The modules have been validated and field-tested in the classroom.
Instructional module descriptions:
How Does the Carbon Cycle
Work?
Carbon is an important global biogeochemical cycle, essential for Earth System
Science understanding and relevant for global citizenship. In the module, learners
understand the components of the carbon cycle in the terrestrial biosphere,
hydrosphere and geosphere, and examine human impacts on the carbon cycle.
Remote Sensing:
Remote sensing is a key tool for understanding our environment and how it changes.
It can also be used to determine land cover/land use distributions and quantities
over very large (local watershed to continental and global) areas. In the remote
sensing module, learners develop skills in spatial data analyses and visualization.
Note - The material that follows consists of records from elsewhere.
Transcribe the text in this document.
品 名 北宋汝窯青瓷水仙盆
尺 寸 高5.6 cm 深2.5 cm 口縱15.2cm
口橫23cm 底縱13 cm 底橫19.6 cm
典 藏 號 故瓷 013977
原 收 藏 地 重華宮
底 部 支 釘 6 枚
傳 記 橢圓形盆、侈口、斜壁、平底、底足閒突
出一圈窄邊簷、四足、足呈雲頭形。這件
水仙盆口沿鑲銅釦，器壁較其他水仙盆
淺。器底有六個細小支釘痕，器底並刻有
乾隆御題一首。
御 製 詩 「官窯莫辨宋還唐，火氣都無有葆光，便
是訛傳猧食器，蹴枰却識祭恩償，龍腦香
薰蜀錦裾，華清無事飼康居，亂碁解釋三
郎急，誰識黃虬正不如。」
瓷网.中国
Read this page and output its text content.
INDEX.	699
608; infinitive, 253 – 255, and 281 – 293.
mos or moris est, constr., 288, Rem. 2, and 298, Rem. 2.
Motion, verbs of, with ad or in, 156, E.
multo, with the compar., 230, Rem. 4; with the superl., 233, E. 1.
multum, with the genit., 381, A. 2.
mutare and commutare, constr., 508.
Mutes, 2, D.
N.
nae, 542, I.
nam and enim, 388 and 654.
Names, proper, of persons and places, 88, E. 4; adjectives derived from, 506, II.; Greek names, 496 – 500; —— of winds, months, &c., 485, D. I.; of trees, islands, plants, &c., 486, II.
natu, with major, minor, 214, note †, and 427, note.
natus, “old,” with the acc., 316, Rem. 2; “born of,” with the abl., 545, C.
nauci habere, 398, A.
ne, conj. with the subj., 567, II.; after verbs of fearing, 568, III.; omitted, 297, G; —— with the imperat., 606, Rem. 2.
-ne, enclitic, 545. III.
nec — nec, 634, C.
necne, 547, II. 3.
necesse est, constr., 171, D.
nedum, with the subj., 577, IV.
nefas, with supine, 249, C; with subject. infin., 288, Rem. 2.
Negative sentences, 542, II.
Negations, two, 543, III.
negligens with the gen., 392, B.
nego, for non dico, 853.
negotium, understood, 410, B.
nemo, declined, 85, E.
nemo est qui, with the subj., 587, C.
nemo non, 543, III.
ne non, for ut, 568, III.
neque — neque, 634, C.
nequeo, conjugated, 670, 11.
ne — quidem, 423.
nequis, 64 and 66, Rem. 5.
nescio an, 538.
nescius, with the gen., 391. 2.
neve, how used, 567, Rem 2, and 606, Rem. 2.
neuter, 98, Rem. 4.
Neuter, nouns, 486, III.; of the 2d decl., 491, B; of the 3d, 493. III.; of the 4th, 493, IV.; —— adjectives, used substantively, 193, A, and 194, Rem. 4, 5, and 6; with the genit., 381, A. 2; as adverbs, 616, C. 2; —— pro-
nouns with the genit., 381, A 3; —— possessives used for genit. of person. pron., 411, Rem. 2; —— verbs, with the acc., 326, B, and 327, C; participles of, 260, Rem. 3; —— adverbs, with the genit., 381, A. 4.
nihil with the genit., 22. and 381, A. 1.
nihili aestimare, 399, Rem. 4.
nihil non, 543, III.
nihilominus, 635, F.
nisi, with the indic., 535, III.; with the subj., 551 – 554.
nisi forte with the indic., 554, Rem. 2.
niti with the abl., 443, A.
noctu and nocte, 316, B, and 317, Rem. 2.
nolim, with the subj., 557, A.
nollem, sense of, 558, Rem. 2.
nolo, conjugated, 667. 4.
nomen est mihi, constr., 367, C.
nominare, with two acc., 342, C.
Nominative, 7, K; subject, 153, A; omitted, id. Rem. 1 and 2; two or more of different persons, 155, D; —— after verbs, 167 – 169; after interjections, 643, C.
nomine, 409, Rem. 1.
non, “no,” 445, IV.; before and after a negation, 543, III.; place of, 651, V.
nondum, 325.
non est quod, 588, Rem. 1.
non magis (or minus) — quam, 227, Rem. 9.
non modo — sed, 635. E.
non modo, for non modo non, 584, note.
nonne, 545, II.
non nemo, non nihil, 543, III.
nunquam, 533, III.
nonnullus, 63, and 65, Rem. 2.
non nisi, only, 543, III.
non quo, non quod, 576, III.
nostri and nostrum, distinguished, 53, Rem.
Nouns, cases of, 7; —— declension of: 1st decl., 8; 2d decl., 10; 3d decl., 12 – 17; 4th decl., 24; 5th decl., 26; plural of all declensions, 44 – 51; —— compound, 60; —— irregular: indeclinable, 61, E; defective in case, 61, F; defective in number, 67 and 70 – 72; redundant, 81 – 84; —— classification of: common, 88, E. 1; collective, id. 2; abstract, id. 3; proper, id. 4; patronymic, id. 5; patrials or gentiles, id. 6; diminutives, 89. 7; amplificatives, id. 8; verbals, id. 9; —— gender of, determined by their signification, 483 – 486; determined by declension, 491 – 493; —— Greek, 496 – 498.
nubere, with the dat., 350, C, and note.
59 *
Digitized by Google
The Remote Sensing module can be used alone, or with the carbon cycle module,
within or outside the classroom. Accompanying case studies Pennsylvania
Sprawl and Melting
Glaciers provide examples of how remote sensing techniques are being
applied to study changes within our environment.
Pennsylvania Sprawl
Pennsylvania Sprawl is a case study that introduces learners to the
application of remote sensing for the study of changing land use patterns using
an example of farmland loss to urbanization in the Little Lehigh Creek watershed.
The Little Lehigh Creek watershed is situated on the western end of the city
of Allentown, Pennsylvania. Utilizing both historic aerial photographs and modern
satellite imagery of the Little Lehigh Creek watershed, the case study quantifies
the visible change of the landscape and connects land use change to the resultant
environmental impacts, such as the loss of carbon dioxide sequestration within
agricultural soils.
Melting Glaciers
Melting Glaciers is a case study that introduces learners to the application
of remote sensing for the study of environmental change within the climate sensitive
system of a tropical alpine glacier. Satellite imagery of the Quesillococha
Glacier, located within the central Andes of Peru, exemplifies the use of remote
sensing to record yearly changes in snow melt at high elevations. This case
study highlights the ability of scientists to utilize remote sensing within
isolated and challenging terrain, locations which are scientifically important
yet ground-based study would be prohibitive.